稍ゝおも

ややおもしろく、ややおもたく、jajaのJa,Ja,おもうこと

獨立時代 または A Confucian Confusion

今日もうまく夕立を避けることができた。

仕事を終えて映画館に向かう道道は暗い灰色の雲が垂れこめて今にも泣き出しそうな天気。涙がひと粒ふた粒落ちてくるて感じの剣呑な空だったがなんとか映画館までもち、映画見終えて出てくると雨降りあとと思しく地面がかなり濡れていて歩くと水が跳ねるぐらいだった。空気は残念ながらからっとした感じではなく空も雲が多かったけど半月少し過ぎたぐらいのお月さんが綺麗に見えましたね。

half moon

映画は『エドワード・ヤンの恋愛時代』。中国語題の『獨立時代』英語題の”A Confucian Confusion”のほうが好き。わたしが楊德昌Edward Yangを初めて知った作品でもありました。

1994年の作品とある。その年だったか翌年だったか東京国際映画祭を京都でやった年があって、わたしはめずらしく監督の舞台挨拶に駆けつけ一目惚れしてしまったのでした。その年はアキ・カウリスマキも来ていて北欧人らしい大男の彼の横で北欧人らしからぬ普通の身長のマッティ・ペロンパーが恥ずかしそうにしてたのも印象深い。

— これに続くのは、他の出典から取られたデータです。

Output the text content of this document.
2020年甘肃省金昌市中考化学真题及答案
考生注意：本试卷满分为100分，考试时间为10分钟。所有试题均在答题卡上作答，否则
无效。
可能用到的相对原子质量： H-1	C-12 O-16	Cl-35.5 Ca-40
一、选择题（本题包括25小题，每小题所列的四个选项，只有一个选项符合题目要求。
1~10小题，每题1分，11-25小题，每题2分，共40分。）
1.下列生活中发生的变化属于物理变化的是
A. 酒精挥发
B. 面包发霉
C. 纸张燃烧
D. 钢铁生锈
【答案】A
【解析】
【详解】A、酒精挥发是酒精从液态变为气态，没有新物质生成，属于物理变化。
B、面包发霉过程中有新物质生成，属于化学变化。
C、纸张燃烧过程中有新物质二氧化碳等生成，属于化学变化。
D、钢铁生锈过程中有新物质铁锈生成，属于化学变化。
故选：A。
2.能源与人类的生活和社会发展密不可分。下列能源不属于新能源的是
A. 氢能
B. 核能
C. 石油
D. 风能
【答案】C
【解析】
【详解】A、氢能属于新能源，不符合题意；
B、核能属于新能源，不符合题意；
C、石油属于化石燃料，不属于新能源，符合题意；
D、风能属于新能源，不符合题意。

その後長らく「生まれ変わったらエドワード・ヤンの足元にうるさくまとわりつく仔犬になるか、ジャン=リュック・ゴダールの鼻先を五月蠅く(うるさく)飛び回る蠅になりたい」というのがわたしのせつなる願いだったのですが・・二人とも鬼籍に入られてしまって(マッティも早々に)。でも転生の法則はきっと一直線に進む時間の軌跡上にはなくどこかでゴダールにも楊德昌にも出逢ってないかと祈っているのですがね。
それはともかく

もう30年ぶりになるのか再見した『獨立時代』、覚えてたシーン(特に夜のシーンとか夜明けのシーンとかエレベーターとか)の美しさにあらためて目を瞠りましたが、ここでこの人物がこう入ってきてこう動きこう交錯してこうぶつかって…という演出がいちいち巧みで、すごいと思わされました。名シーンいろいろ。それにしてもここまで登場人物みんながみんな人格として破綻している(笑)とは記憶してなかった。ひどいもんやもんな。みんなクズ人間またはダメ人間ばっかりです(笑) 。唯一みんなから愛されてる(いい子やと思われてる)琪琪(チチ)も含めてね。そこがまたもういちいちグッとくるんですが・・。